The conversation was collegial, except for a singular point. I would like to say that I saw it coming. I did not. There was no hint or indicator that I was aware of. My answer, wrapped in as much diplomacy as I could muster, was met with an affirming volley of emotional bluntness. Given that we were violently agreeing, I guess you could suggest that it was still collegial, however at the time it did not feel that way! It was as if I was under attack even as the words and sentiment confirmed my politically correct observation.
I often find it hard to know convey difficult facts. In this particular case, I was on the receiving end of a barrage that left me quietly agreeing while wondering if there was a better (kinder) way of sharing the conversation. It is ironic that I was receiving what I often give to others. Facts are facts.

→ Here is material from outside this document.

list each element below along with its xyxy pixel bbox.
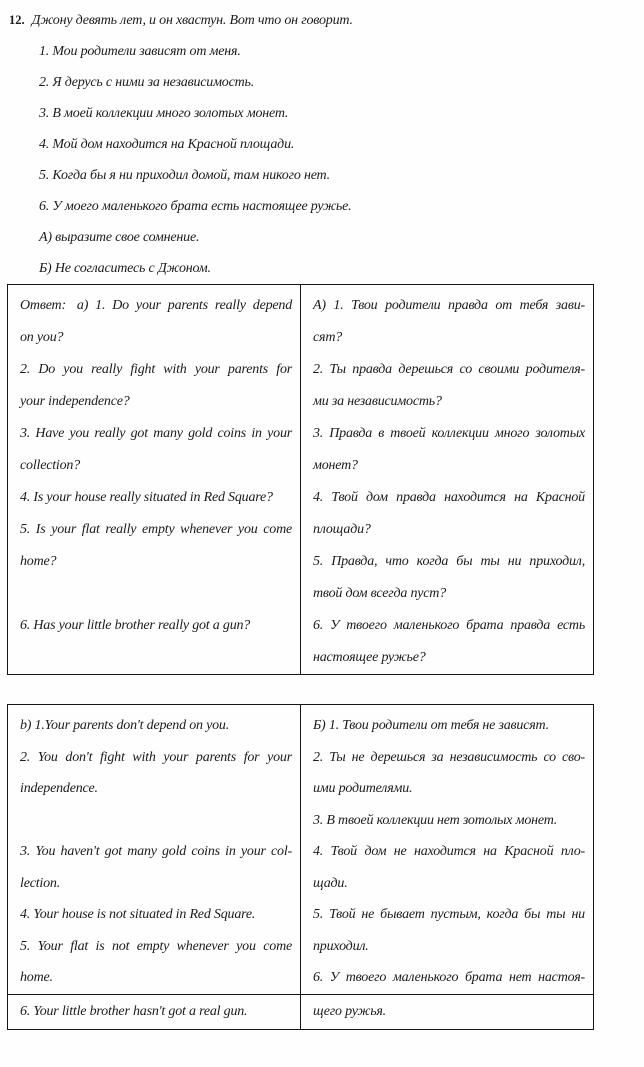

How we receive them and in turn what we hear is often quite different.
In the cool of a quiet morning I find myself wondering what drives otherwise calm, measured individuals to be direct and blunt? When I read an old writer let loose, “Some are left out, and go home hungry. Others have to be carried out, too drunk to walk. I can’t believe it! Don’t you have your own homes to eat and drink in?” (1 Corinthians 11.21) I realize there must be a time and place for a verbal barrage.
In my case, I was unprepared, mentally or physically. I came away from the conversation tired and uninspired. As I recharge my soul to face the day, I am certain you and I can be better! We can reach for clarity without resorting to brutal methods. We can be blunt in a way that is also compassionate. It will not always be obvious. I am also certain that I will often fail in my aspirations. The results of another’s bluntness remind me that the quest is worthy of our efforts. Facts never justify methods. We can do more.